Rebekah Brooks trial : Separating distaste from actual illegality
Despite the allegations and excitements of the trial so far, he reminded them, Brooks is not on trial for editing a tabloid owned by Rupert Murdoch, for having worked her way up from the bottom to the top of News International, or for her political views.
What she is on trial for are four counts of conspiracy: one (with her ex-lover and successor as editor of the now-defunct News of the World, Andy Coulson, and seven others) to intercept communications without lawful authority, ie phone hacking; one (with four others) to commit misconduct in public office, ie unlawfully to pay public officials for information; and two to pervert the course of justice by (with her then personal assistant) having seven boxes removed from the News International archive and (with her husband and five others) concealing documents and electronic devices from the police.

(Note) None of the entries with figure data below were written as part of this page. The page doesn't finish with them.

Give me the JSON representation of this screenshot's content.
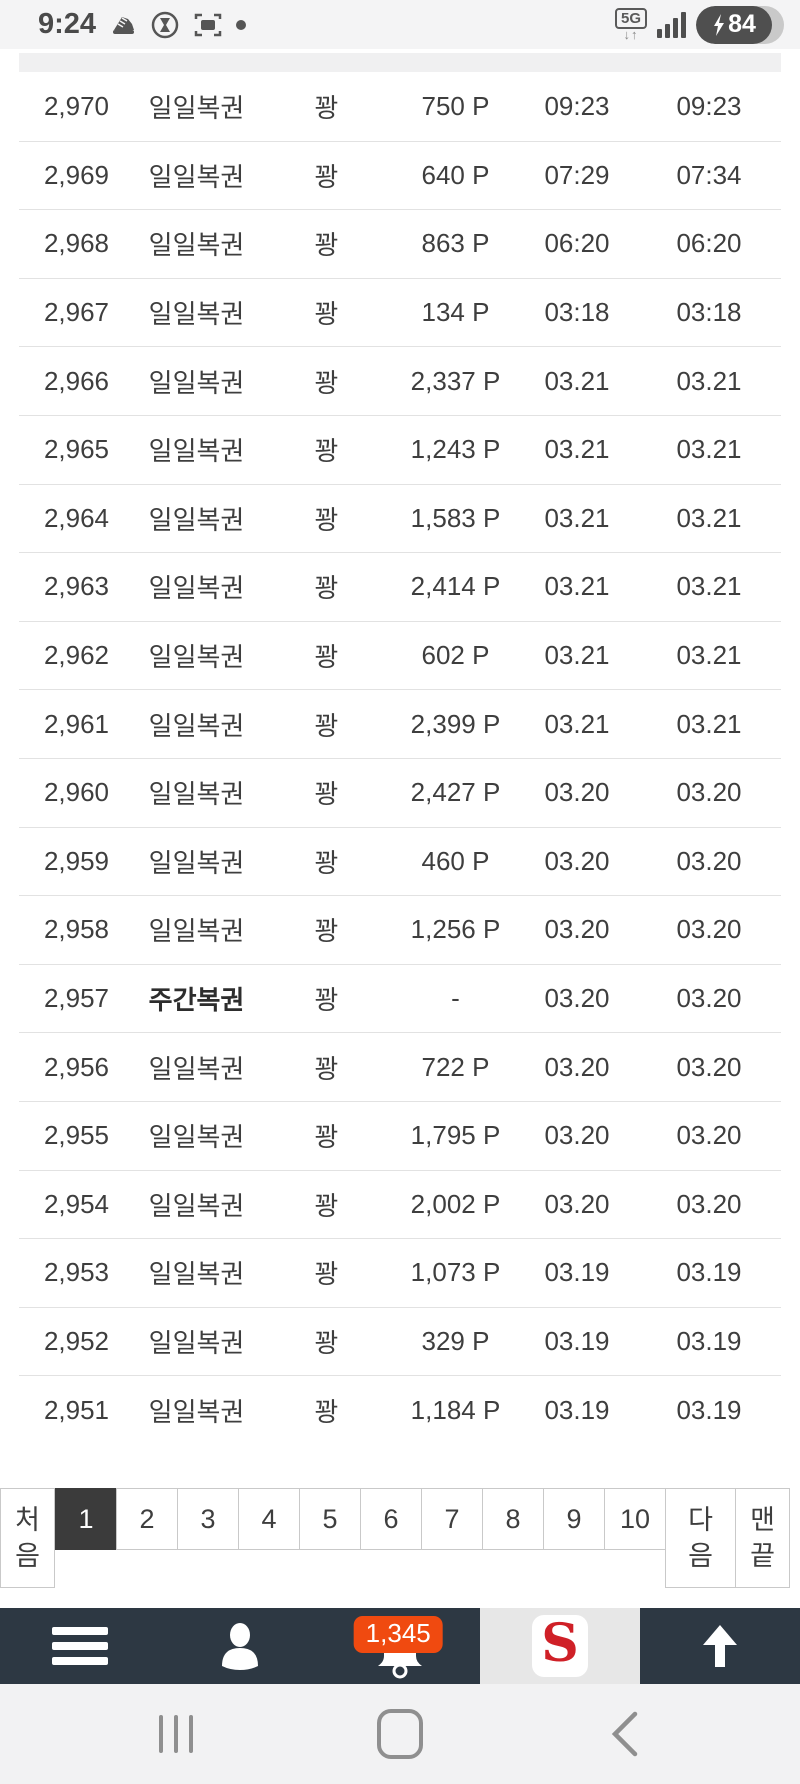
{
  "status_bar": {
    "time": "9:24",
    "network_label": "5G",
    "network_arrows": "↓↑",
    "battery_percent": "84"
  },
  "table": {
    "rows": [
      {
        "no": "2,970",
        "type": "일일복권",
        "result": "꽝",
        "points": "750 P",
        "date1": "09:23",
        "date2": "09:23",
        "bold": false
      },
      {
        "no": "2,969",
        "type": "일일복권",
        "result": "꽝",
        "points": "640 P",
        "date1": "07:29",
        "date2": "07:34",
        "bold": false
      },
      {
        "no": "2,968",
        "type": "일일복권",
        "result": "꽝",
        "points": "863 P",
        "date1": "06:20",
        "date2": "06:20",
        "bold": false
      },
      {
        "no": "2,967",
        "type": "일일복권",
        "result": "꽝",
        "points": "134 P",
        "date1": "03:18",
        "date2": "03:18",
        "bold": false
      },
      {
        "no": "2,966",
        "type": "일일복권",
        "result": "꽝",
        "points": "2,337 P",
        "date1": "03.21",
        "date2": "03.21",
        "bold": false
      },
      {
        "no": "2,965",
        "type": "일일복권",
        "result": "꽝",
        "points": "1,243 P",
        "date1": "03.21",
        "date2": "03.21",
        "bold": false
      },
      {
        "no": "2,964",
        "type": "일일복권",
        "result": "꽝",
        "points": "1,583 P",
        "date1": "03.21",
        "date2": "03.21",
        "bold": false
      },
      {
        "no": "2,963",
        "type": "일일복권",
        "result": "꽝",
        "points": "2,414 P",
        "date1": "03.21",
        "date2": "03.21",
        "bold": false
      },
      {
        "no": "2,962",
        "type": "일일복권",
        "result": "꽝",
        "points": "602 P",
        "date1": "03.21",
        "date2": "03.21",
        "bold": false
      },
      {
        "no": "2,961",
        "type": "일일복권",
        "result": "꽝",
        "points": "2,399 P",
        "date1": "03.21",
        "date2": "03.21",
        "bold": false
      },
      {
        "no": "2,960",
        "type": "일일복권",
        "result": "꽝",
        "points": "2,427 P",
        "date1": "03.20",
        "date2": "03.20",
        "bold": false
      },
      {
        "no": "2,959",
        "type": "일일복권",
        "result": "꽝",
        "points": "460 P",
        "date1": "03.20",
        "date2": "03.20",
        "bold": false
      },
      {
        "no": "2,958",
        "type": "일일복권",
        "result": "꽝",
        "points": "1,256 P",
        "date1": "03.20",
        "date2": "03.20",
        "bold": false
      },
      {
        "no": "2,957",
        "type": "주간복권",
        "result": "꽝",
        "points": "-",
        "date1": "03.20",
        "date2": "03.20",
        "bold": true
      },
      {
        "no": "2,956",
        "type": "일일복권",
        "result": "꽝",
        "points": "722 P",
        "date1": "03.20",
        "date2": "03.20",
        "bold": false
      },
      {
        "no": "2,955",
        "type": "일일복권",
        "result": "꽝",
        "points": "1,795 P",
        "date1": "03.20",
        "date2": "03.20",
        "bold": false
      },
      {
        "no": "2,954",
        "type": "일일복권",
        "result": "꽝",
        "points": "2,002 P",
        "date1": "03.20",
        "date2": "03.20",
        "bold": false
      },
      {
        "no": "2,953",
        "type": "일일복권",
        "result": "꽝",
        "points": "1,073 P",
        "date1": "03.19",
        "date2": "03.19",
        "bold": false
      },
      {
        "no": "2,952",
        "type": "일일복권",
        "result": "꽝",
        "points": "329 P",
        "date1": "03.19",
        "date2": "03.19",
        "bold": false
      },
      {
        "no": "2,951",
        "type": "일일복권",
        "result": "꽝",
        "points": "1,184 P",
        "date1": "03.19",
        "date2": "03.19",
        "bold": false
      }
    ]
  },
  "pagination": {
    "first_label": "처음",
    "pages": [
      "1",
      "2",
      "3",
      "4",
      "5",
      "6",
      "7",
      "8",
      "9",
      "10"
    ],
    "active_page": "1",
    "next_label": "다음",
    "last_label": "맨끝"
  },
  "toolbar": {
    "notification_count": "1,345",
    "logo_letter": "S"
  },
  "colors": {
    "badge_orange": "#f04a10",
    "toolbar_bg": "#2d3843",
    "active_page_bg": "#3b3b3b",
    "logo_red": "#cf2027"
  }
}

It’s that mixture of legal formality, farce, tabloid vulgarity, human interest and star-studded celebrity that continues to make this case so arresting.
Looking back, she deplores such mistakes as branding Clare Short MP a “killjoy” and “fat and jealous” for denouncing the Sun’s Page Three topless photos as “degrading pornography”.
But she’s not charged with that - and she’s not apologising for occasionally sanctioning payments of public officials for information she considered in the public interest. She is, however, ashamed that she refused to buy at great expense the material that became the Telegraph’s MPs’-expenses scoop, which has incurred no prosecutions.